Jakarta -
Tingginya angka adopsi kecerdasan buatan (AI) di tingkat individu ternyata belum berbanding lurus dengan kesiapan dunia industri di Indonesia.
Laporan terbaru dari SEAPPI bersama OpenAI dan AWS mengungkapkan bahwa baru 10% perusahaan teradopsi AI di Indonesia yang benar-benar berhasil bertransformasi penuh memanfaatkan teknologi tersebut.
Riset tersebut mencatat bahwa 57% pelaku usaha mengeluhkan keterbatasan keterampilan dan talenta digital sebagai hambatan utama dalam mengintegrasikan AI ke dalam proses bisnis harian mereka.
SCROLL TO CONTINUE WITH CONTENT
Empat Sektor Prioritas Integrasi AI
Guna menutup kesenjangan kapabilitas (capability gap) di tingkat organisasi dan industri, riset tersebut merekomendasikan empat sektor strategis sebagai titik awal akselerasi AI nasional:
- Sektor Publik: Memperluas akses perangkat AI untuk lembaga pemerintah yang didukung mekanisme pengadaan terstandar dan panduan tata kelola bersama.
- Sektor Pendidikan: Mengakselerasi adopsi tutor AI terintegrasi di perguruan tinggi--seperti yang telah diterapkan di Universitas Terbuka untuk 100.000 mahasiswa di 500 kelas--beserta pelatihan tenaga pendidik.
- Sektor Kesehatan: Mendorong penggunaan AI untuk membantu analisis medis (seperti rontgen TBC) dan memangkas beban administratif tenaga kesehatan.
- Sektor Jasa Keuangan: Mengimplementasikan panduan AI Governance dari OJK hingga ke lembaga keuangan skala menengah-kecil dan daerah secara terkelola.
Ambisi Menjadi Pusat AI di ASEAN
Merespons temuan tersebut, Direktur Jenderal Ekosistem Digital Kementerian Komunikasi dan Digital (Kemkomdigi), Edwin Hidayat Abdullah, menegaskan bahwa pemerintah berkomitmen kuat membawa Indonesia menjadi pusat (hub) aplikasi AI di kawasan ASEAN.
"White paper ini menjadi rujukan penting untuk melihat kesiapan Indonesia melangkah dari adopsi AI menuju pemanfaatan yang lebih mendalam.

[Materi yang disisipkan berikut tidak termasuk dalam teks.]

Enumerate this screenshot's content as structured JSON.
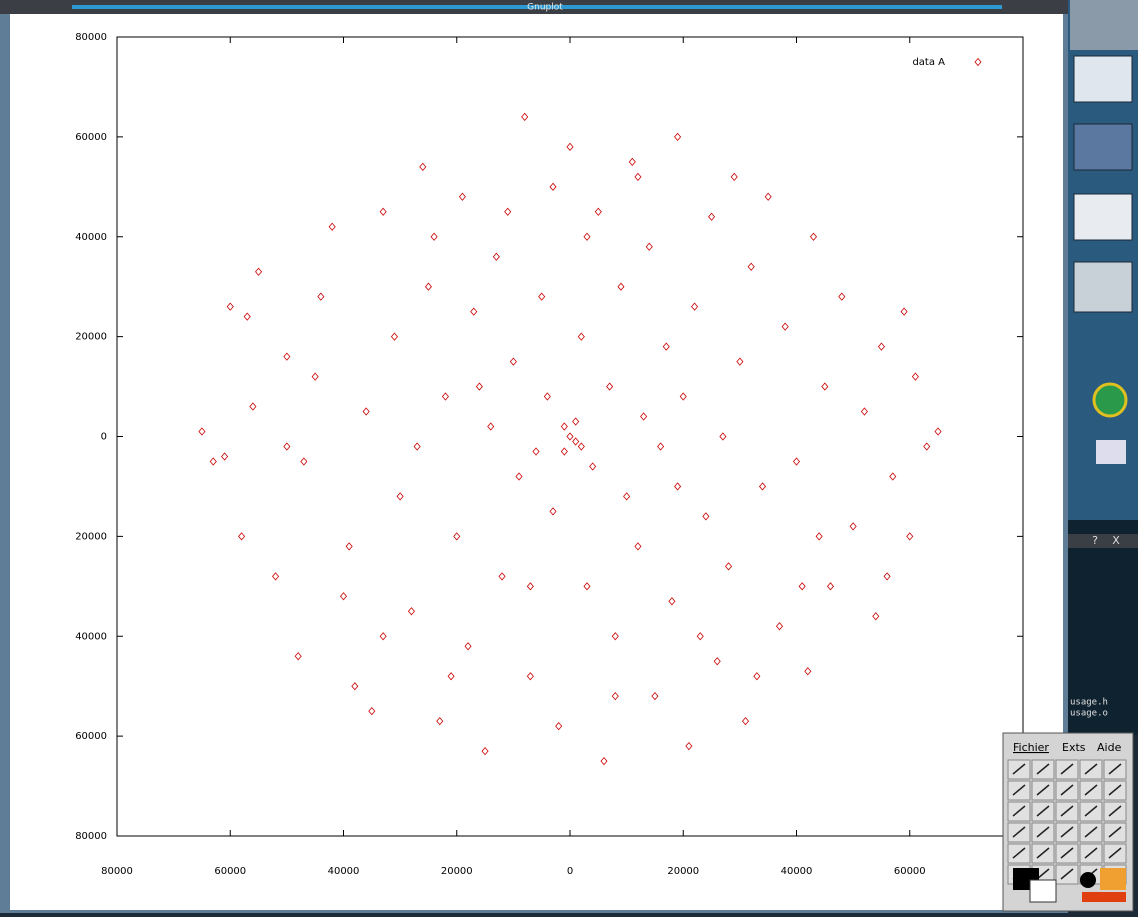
{
  "window": {
    "title": "Gnuplot"
  },
  "chart_data": {
    "type": "scatter",
    "x": [
      -65000,
      -63000,
      -60000,
      -57000,
      -55000,
      -52000,
      -50000,
      -48000,
      -45000,
      -42000,
      -40000,
      -38000,
      -36000,
      -35000,
      -33000,
      -31000,
      -30000,
      -28000,
      -26000,
      -25000,
      -23000,
      -22000,
      -20000,
      -19000,
      -18000,
      -17000,
      -15000,
      -14000,
      -13000,
      -12000,
      -10000,
      -9000,
      -8000,
      -7000,
      -6000,
      -5000,
      -4000,
      -3000,
      -2000,
      -1000,
      0,
      1000,
      1000,
      2000,
      -1000,
      0,
      2000,
      3000,
      4000,
      5000,
      6000,
      7000,
      8000,
      9000,
      10000,
      11000,
      12000,
      13000,
      14000,
      15000,
      16000,
      17000,
      18000,
      19000,
      20000,
      21000,
      22000,
      24000,
      25000,
      26000,
      27000,
      28000,
      30000,
      31000,
      32000,
      34000,
      35000,
      37000,
      38000,
      40000,
      42000,
      43000,
      45000,
      46000,
      48000,
      50000,
      52000,
      54000,
      55000,
      57000,
      59000,
      60000,
      61000,
      63000,
      65000,
      -58000,
      -50000,
      -44000,
      -47000,
      -39000,
      -33000,
      -27000,
      -24000,
      -21000,
      -16000,
      -11000,
      -7000,
      -3000,
      3000,
      8000,
      12000,
      19000,
      23000,
      29000,
      33000,
      41000,
      44000,
      56000,
      -56000,
      -61000
    ],
    "series": [
      {
        "name": "data A",
        "color": "#cc0000",
        "values": [
          1000,
          -5000,
          26000,
          24000,
          33000,
          -28000,
          16000,
          -44000,
          12000,
          42000,
          -32000,
          -50000,
          5000,
          -55000,
          45000,
          20000,
          -12000,
          -35000,
          54000,
          30000,
          -57000,
          8000,
          -20000,
          48000,
          -42000,
          25000,
          -63000,
          2000,
          36000,
          -28000,
          15000,
          -8000,
          64000,
          -48000,
          -3000,
          28000,
          8000,
          -15000,
          -58000,
          2000,
          0,
          -1000,
          3000,
          -2000,
          -3000,
          58000,
          20000,
          -30000,
          -6000,
          45000,
          -65000,
          10000,
          -40000,
          30000,
          -12000,
          55000,
          -22000,
          4000,
          38000,
          -52000,
          -2000,
          18000,
          -33000,
          60000,
          8000,
          -62000,
          26000,
          -16000,
          44000,
          -45000,
          0,
          -26000,
          15000,
          -57000,
          34000,
          -10000,
          48000,
          -38000,
          22000,
          -5000,
          -47000,
          40000,
          10000,
          -30000,
          28000,
          -18000,
          5000,
          -36000,
          18000,
          -8000,
          25000,
          -20000,
          12000,
          -2000,
          1000,
          -20000,
          -2000,
          28000,
          -5000,
          -22000,
          -40000,
          -2000,
          40000,
          -48000,
          10000,
          45000,
          -30000,
          50000,
          40000,
          -52000,
          52000,
          -10000,
          -40000,
          52000,
          -48000,
          -30000,
          -20000,
          -28000,
          6000,
          -4000
        ]
      }
    ],
    "xlim": [
      -80000,
      80000
    ],
    "xticks": [
      {
        "value": -80000,
        "label": "80000"
      },
      {
        "value": -60000,
        "label": "60000"
      },
      {
        "value": -40000,
        "label": "40000"
      },
      {
        "value": -20000,
        "label": "20000"
      },
      0,
      20000,
      40000,
      60000
    ],
    "ylim": [
      -80000,
      80000
    ],
    "yticks": [
      {
        "value": -80000,
        "label": "80000"
      },
      {
        "value": -60000,
        "label": "60000"
      },
      {
        "value": -40000,
        "label": "40000"
      },
      {
        "value": -20000,
        "label": "20000"
      },
      0,
      20000,
      40000,
      60000,
      80000
    ],
    "legend": "top-right",
    "grid": false
  },
  "dialog": {
    "buttons": [
      "?",
      "X"
    ]
  },
  "terminal": {
    "lines": [
      "usage.h",
      "usage.o"
    ]
  },
  "toolbox": {
    "menu": [
      "Fichier",
      "Exts",
      "Aide"
    ]
  }
}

Hal ini sejalan dengan prioritas Indonesia memperkuat posisi sebagai pusat aplikasi AI di ASEAN," tegas Edwin, dalam acara bertajuk From AI Adoption to AI Advantage: Indonesia's Next Growth Opportunity, yang digelar OpenAI di Jakarta, Kamis (3/9/2026).
Untuk mencapai target tersebut, Kemkomdigi berfokus memperkuat kapasitas komputasi nasional, mendorong transfer dan pengembangan teknologi bersama, serta membuka keran investasi yang berkelanjutan guna meningkatkan produktivitas industri dalam negeri.